A clean fourth quarter from appliance maker Whirlpool (WHR) on Monday could go a long way to jump starting the stock.
Despite continued soft consumer demand for appliances in North America and China, Whirlpool managed to trounce Wall Street profit forecasts for the quarter. Its initial profit outlook for 2020 also came in better than analysts feared.
Net sales: $5.4 billion vs. estimates for $5.52 billion
Gross profit margin: 19.47% vs. estimates for 16.78%
Earnings per share: $4.95 excluding items vs. estimates for $4.27
Noteworthy: All divisions profitable.
2020 earnings per share outlook: $16.00 to $17.00 vs. estimates for $16.28 a share
Whirlpool shares popped 2% in after-hours trading. The stock has lagged the S&P 500 over the past year, rising 19.5% compared to a 23% gain for the S&P 500.

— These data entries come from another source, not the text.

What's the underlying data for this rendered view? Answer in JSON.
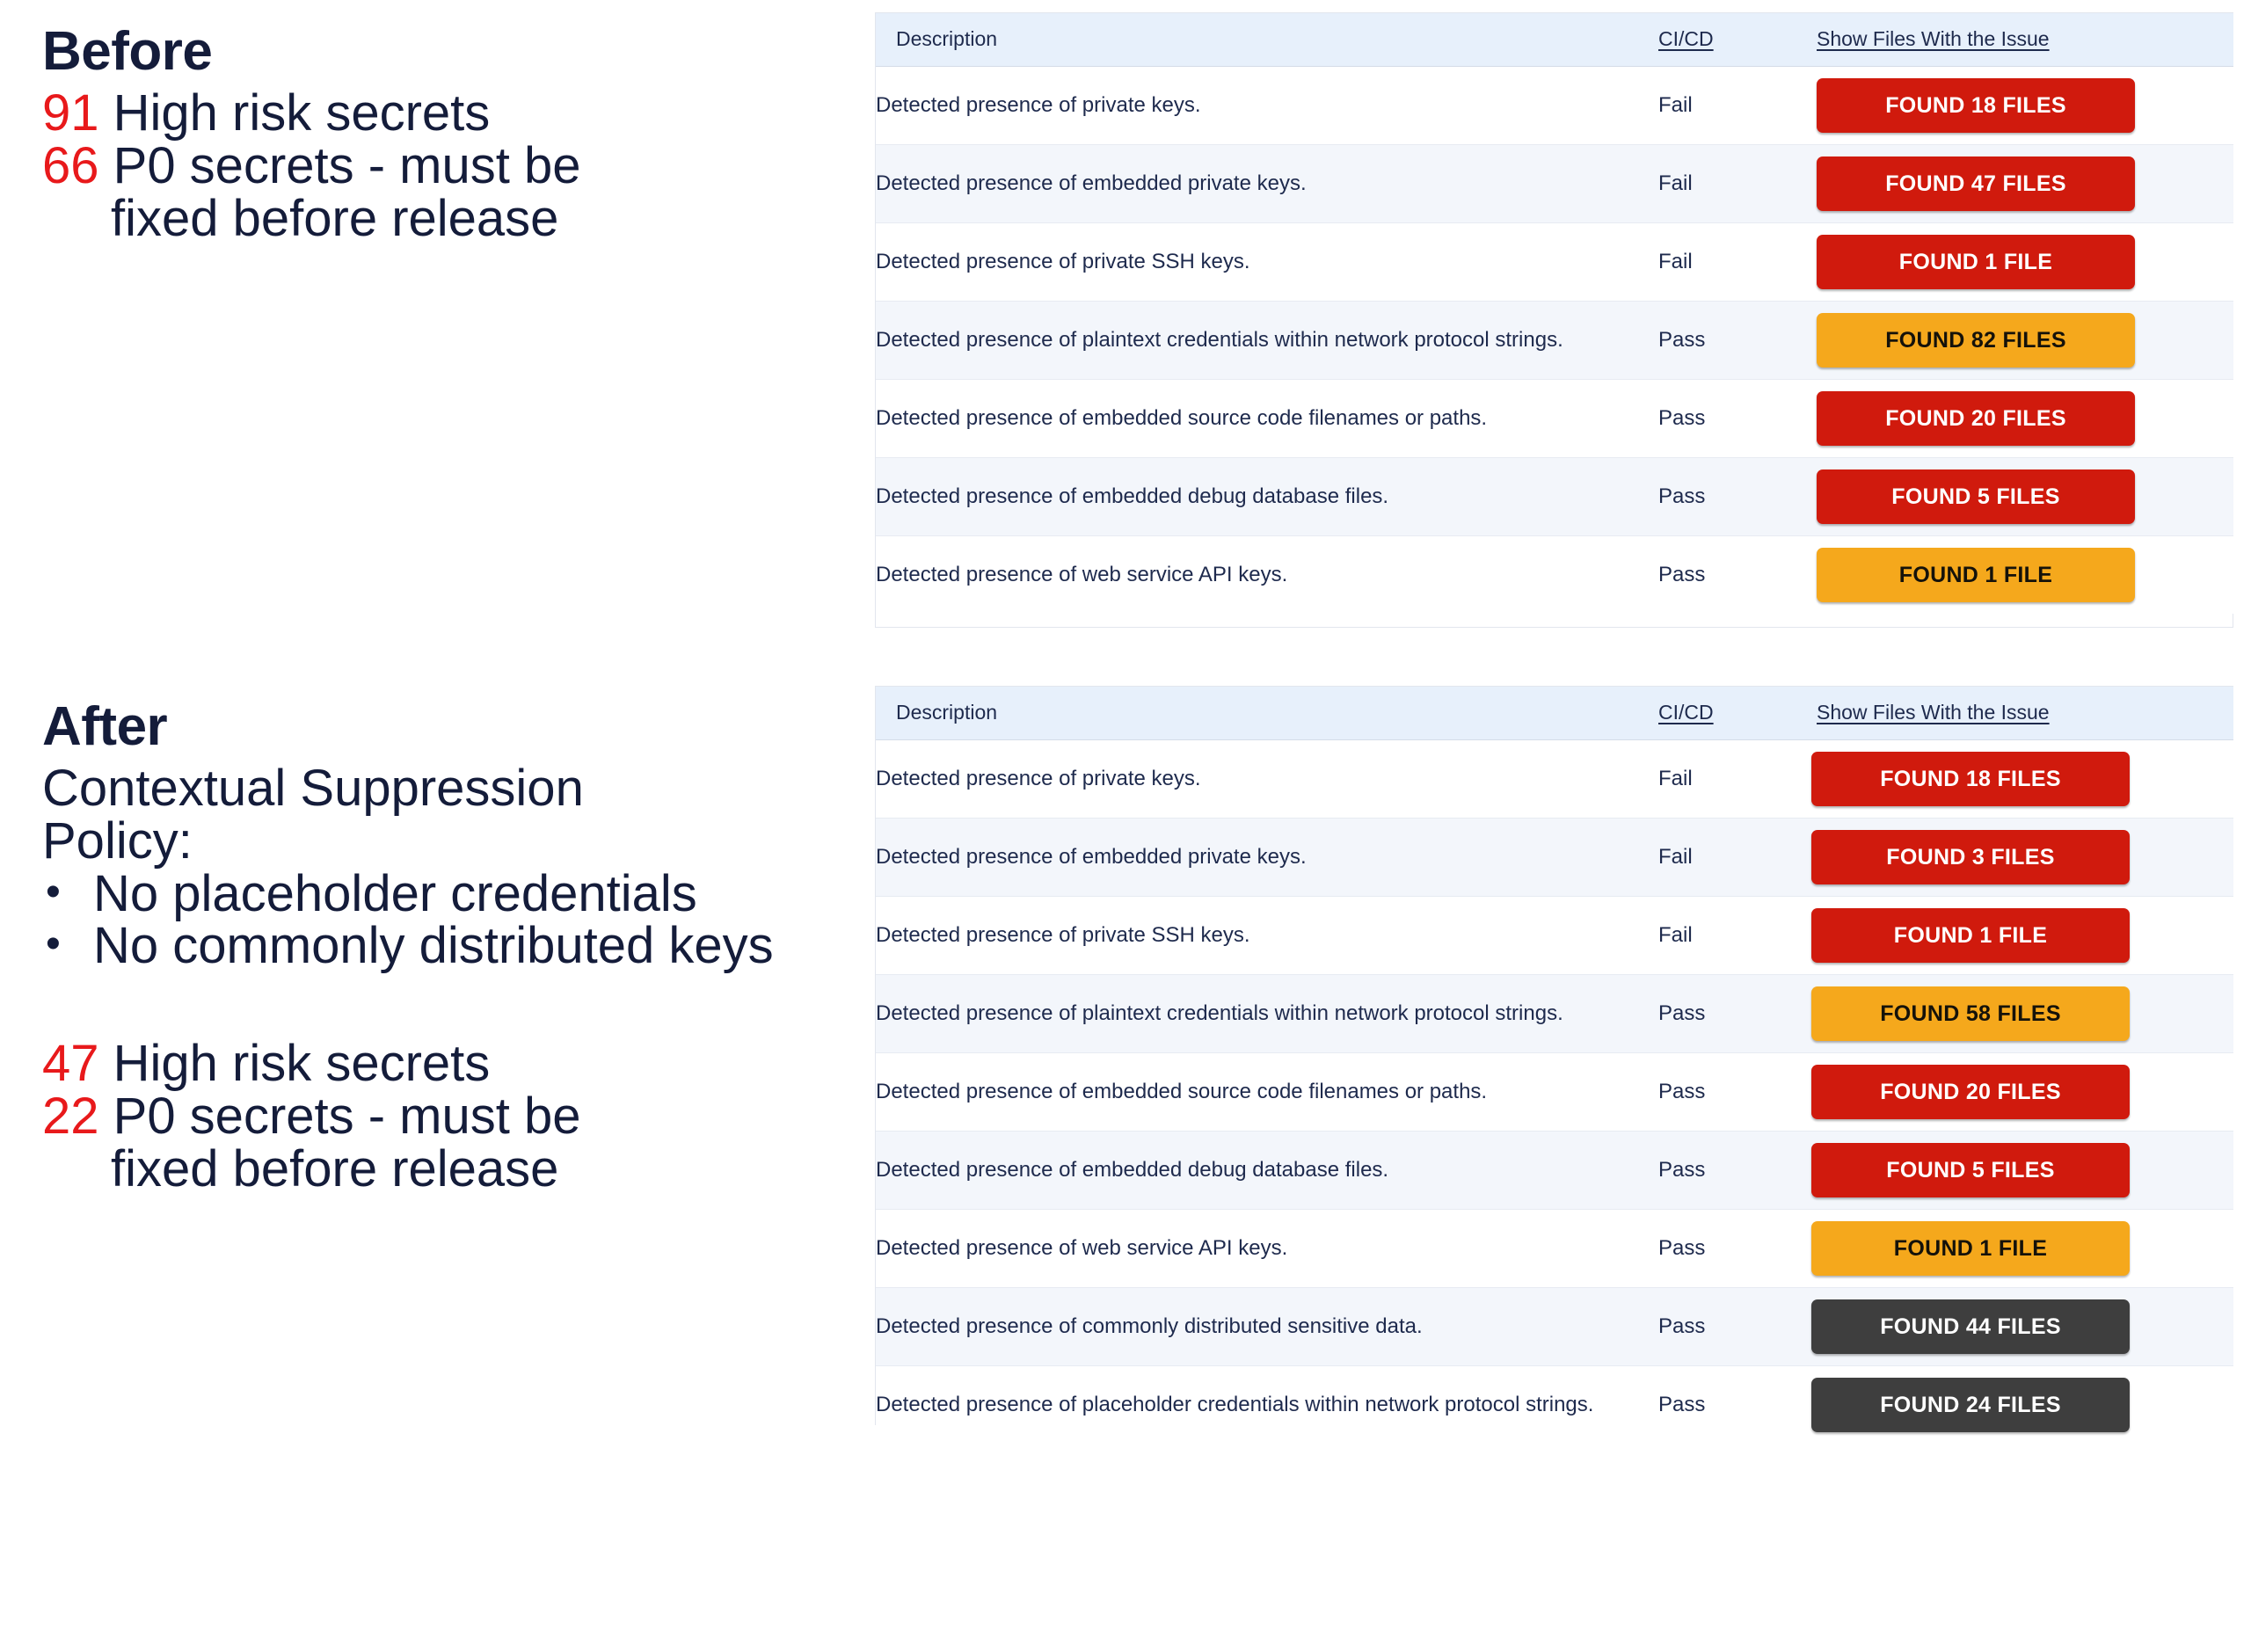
{
  "left": {
    "before": {
      "heading": "Before",
      "stats": [
        {
          "num": "91",
          "text": " High risk secrets",
          "wrap": null
        },
        {
          "num": "66",
          "text": " P0 secrets - must be",
          "wrap": "fixed before release"
        }
      ]
    },
    "after": {
      "heading": "After",
      "policy_title_line1": "Contextual Suppression",
      "policy_title_line2": "Policy:",
      "policy_items": [
        "No placeholder credentials",
        "No commonly distributed keys"
      ],
      "stats": [
        {
          "num": "47",
          "text": " High risk secrets",
          "wrap": null
        },
        {
          "num": "22",
          "text": " P0 secrets - must be",
          "wrap": "fixed before release"
        }
      ]
    }
  },
  "colors": {
    "accent_red": "#e8191b",
    "badge_red": "#d01a0d",
    "badge_orange": "#f5a81c",
    "badge_gray": "#3e3e3e",
    "header_bg": "#e7f0fb",
    "text_navy": "#1e2a4d"
  },
  "table_before": {
    "columns": [
      "Description",
      "CI/CD",
      "Show Files With the Issue"
    ],
    "rows": [
      {
        "description": "Detected presence of private keys.",
        "cicd": "Fail",
        "badge": "FOUND 18  FILES",
        "badge_color": "red"
      },
      {
        "description": "Detected presence of embedded private keys.",
        "cicd": "Fail",
        "badge": "FOUND 47  FILES",
        "badge_color": "red"
      },
      {
        "description": "Detected presence of private SSH keys.",
        "cicd": "Fail",
        "badge": "FOUND 1  FILE",
        "badge_color": "red"
      },
      {
        "description": "Detected presence of plaintext credentials within network protocol strings.",
        "cicd": "Pass",
        "badge": "FOUND 82 FILES",
        "badge_color": "orange"
      },
      {
        "description": "Detected presence of embedded source code filenames or paths.",
        "cicd": "Pass",
        "badge": "FOUND 20  FILES",
        "badge_color": "red"
      },
      {
        "description": "Detected presence of embedded debug database files.",
        "cicd": "Pass",
        "badge": "FOUND 5  FILES",
        "badge_color": "red"
      },
      {
        "description": "Detected presence of web service API keys.",
        "cicd": "Pass",
        "badge": "FOUND 1  FILE",
        "badge_color": "orange"
      }
    ]
  },
  "table_after": {
    "columns": [
      "Description",
      "CI/CD",
      "Show Files With the Issue"
    ],
    "rows": [
      {
        "description": "Detected presence of private keys.",
        "cicd": "Fail",
        "badge": "FOUND 18 FILES",
        "badge_color": "red"
      },
      {
        "description": "Detected presence of embedded private keys.",
        "cicd": "Fail",
        "badge": "FOUND 3 FILES",
        "badge_color": "red"
      },
      {
        "description": "Detected presence of private SSH keys.",
        "cicd": "Fail",
        "badge": "FOUND 1 FILE",
        "badge_color": "red"
      },
      {
        "description": "Detected presence of plaintext credentials within network protocol strings.",
        "cicd": "Pass",
        "badge": "FOUND 58 FILES",
        "badge_color": "orange"
      },
      {
        "description": "Detected presence of embedded source code filenames or paths.",
        "cicd": "Pass",
        "badge": "FOUND 20 FILES",
        "badge_color": "red"
      },
      {
        "description": "Detected presence of embedded debug database files.",
        "cicd": "Pass",
        "badge": "FOUND 5 FILES",
        "badge_color": "red"
      },
      {
        "description": "Detected presence of web service API keys.",
        "cicd": "Pass",
        "badge": "FOUND 1 FILE",
        "badge_color": "orange"
      },
      {
        "description": "Detected presence of commonly distributed sensitive data.",
        "cicd": "Pass",
        "badge": "FOUND 44 FILES",
        "badge_color": "gray"
      },
      {
        "description": "Detected presence of placeholder credentials within network protocol strings.",
        "cicd": "Pass",
        "badge": "FOUND 24 FILES",
        "badge_color": "gray"
      }
    ]
  }
}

Whirlpool CEO Marc Bitzer tells Yahoo Finance the U.S. consumer is in good shape this year to support purchases of appliances. Bitzer adds Whirlpool’s bottom line should also be boosted in 2020 amid efforts to streamline operations.

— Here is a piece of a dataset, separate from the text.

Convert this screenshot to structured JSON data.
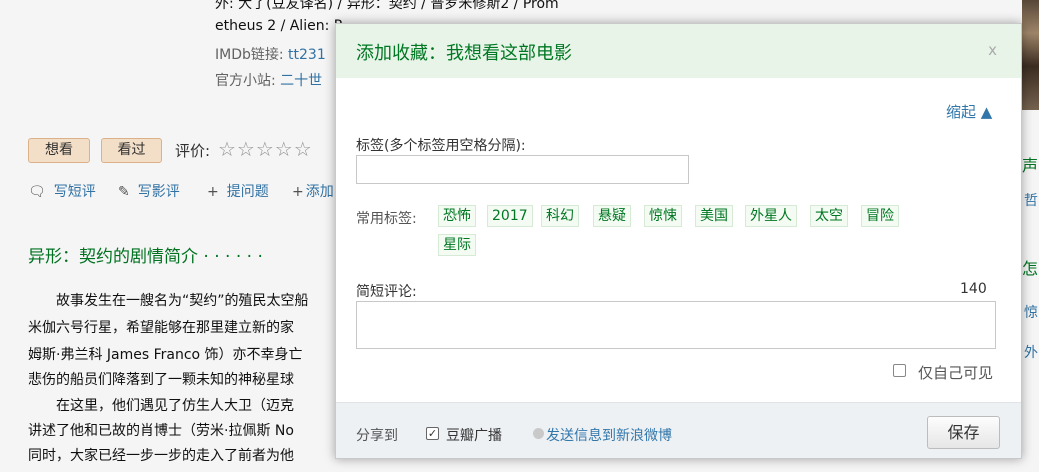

For Whirlpool, the quarter is a long overdue win.
Whirlpool spent much of 2019 caught in the crosshairs of President Trump’s trade war with China, a key market for the appliance giant. The tit-for-tat tariff battle essentially raised the cost of doing business for Whirlpool. The company was forced to respond with price increases on its products at the expense of volume growth.

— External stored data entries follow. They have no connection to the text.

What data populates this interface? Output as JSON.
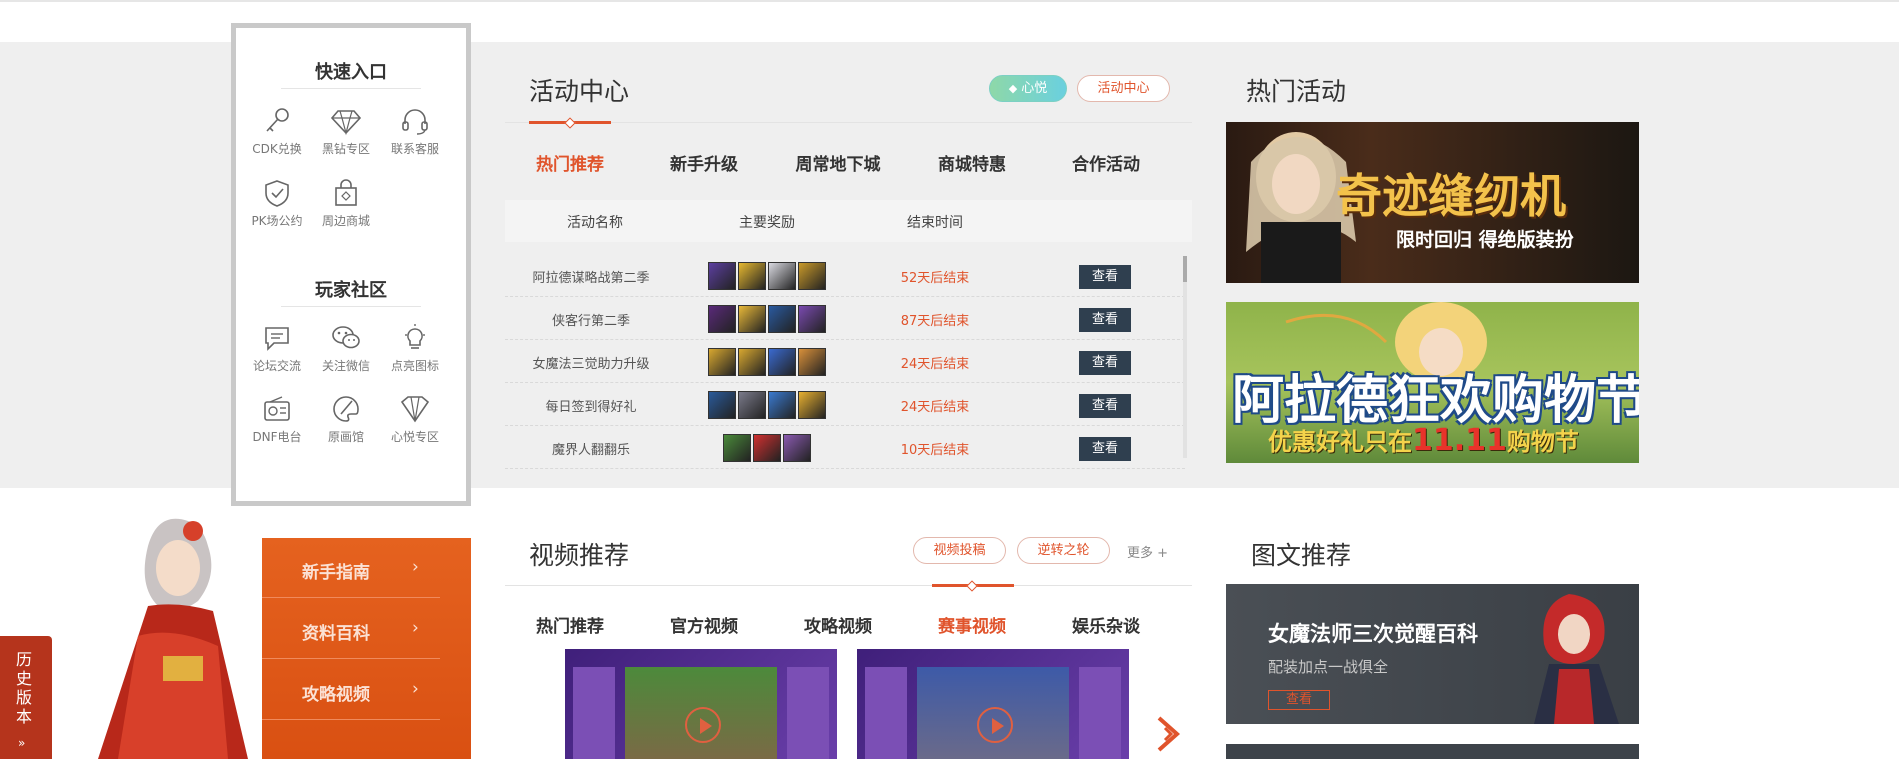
{
  "quick_entry": {
    "title": "快速入口",
    "items": [
      {
        "label": "CDK兑换",
        "icon": "key-icon"
      },
      {
        "label": "黑钻专区",
        "icon": "diamond-icon"
      },
      {
        "label": "联系客服",
        "icon": "headset-icon"
      },
      {
        "label": "PK场公约",
        "icon": "shield-check-icon"
      },
      {
        "label": "周边商城",
        "icon": "shopping-bag-icon"
      }
    ]
  },
  "community": {
    "title": "玩家社区",
    "items": [
      {
        "label": "论坛交流",
        "icon": "forum-icon"
      },
      {
        "label": "关注微信",
        "icon": "wechat-icon"
      },
      {
        "label": "点亮图标",
        "icon": "lightbulb-icon"
      },
      {
        "label": "DNF电台",
        "icon": "radio-icon"
      },
      {
        "label": "原画馆",
        "icon": "palette-icon"
      },
      {
        "label": "心悦专区",
        "icon": "gem-icon"
      }
    ]
  },
  "activity": {
    "title": "活动中心",
    "pill_green": "心悦",
    "pill_red": "活动中心",
    "tabs": [
      "热门推荐",
      "新手升级",
      "周常地下城",
      "商城特惠",
      "合作活动"
    ],
    "active_tab": 0,
    "columns": [
      "活动名称",
      "主要奖励",
      "结束时间"
    ],
    "rows": [
      {
        "name": "阿拉德谋略战第二季",
        "time": "52天后结束",
        "action": "查看",
        "rewards": 4
      },
      {
        "name": "侠客行第二季",
        "time": "87天后结束",
        "action": "查看",
        "rewards": 4
      },
      {
        "name": "女魔法三觉助力升级",
        "time": "24天后结束",
        "action": "查看",
        "rewards": 4
      },
      {
        "name": "每日签到得好礼",
        "time": "24天后结束",
        "action": "查看",
        "rewards": 4
      },
      {
        "name": "魔界人翻翻乐",
        "time": "10天后结束",
        "action": "查看",
        "rewards": 3
      }
    ]
  },
  "hot": {
    "title": "热门活动",
    "banners": [
      {
        "title": "奇迹缝纫机",
        "subtitle": "限时回归 得绝版装扮"
      },
      {
        "title": "阿拉德狂欢购物节",
        "subtitle_pre": "优惠好礼只在",
        "subtitle_num": "11.11",
        "subtitle_post": "购物节"
      }
    ]
  },
  "guide": {
    "items": [
      "新手指南",
      "资料百科",
      "攻略视频"
    ],
    "arrow": "›"
  },
  "history": {
    "label": "历史版本",
    "arrow": "»"
  },
  "video": {
    "title": "视频推荐",
    "pills": [
      "视频投稿",
      "逆转之轮"
    ],
    "more": "更多 +",
    "tabs": [
      "热门推荐",
      "官方视频",
      "攻略视频",
      "赛事视频",
      "娱乐杂谈"
    ],
    "active_tab": 3
  },
  "image_text": {
    "title": "图文推荐",
    "card_title": "女魔法师三次觉醒百科",
    "card_subtitle": "配装加点一战俱全",
    "card_button": "查看"
  },
  "colors": {
    "accent": "#e0542c",
    "button_dark": "#2f3f4f",
    "guide_orange": "#e0581a"
  }
}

Meanwhile, Wall Street generally came away from Whirlpool’s important 2019 investor day concerned that long-term margin targets were too ambitious given sluggish demand in the U.S., China and Europe. The worries in effect overshadowed Whilrpool’s strong work in removing excess from its business, notably by exiting under-performing overseas businesses.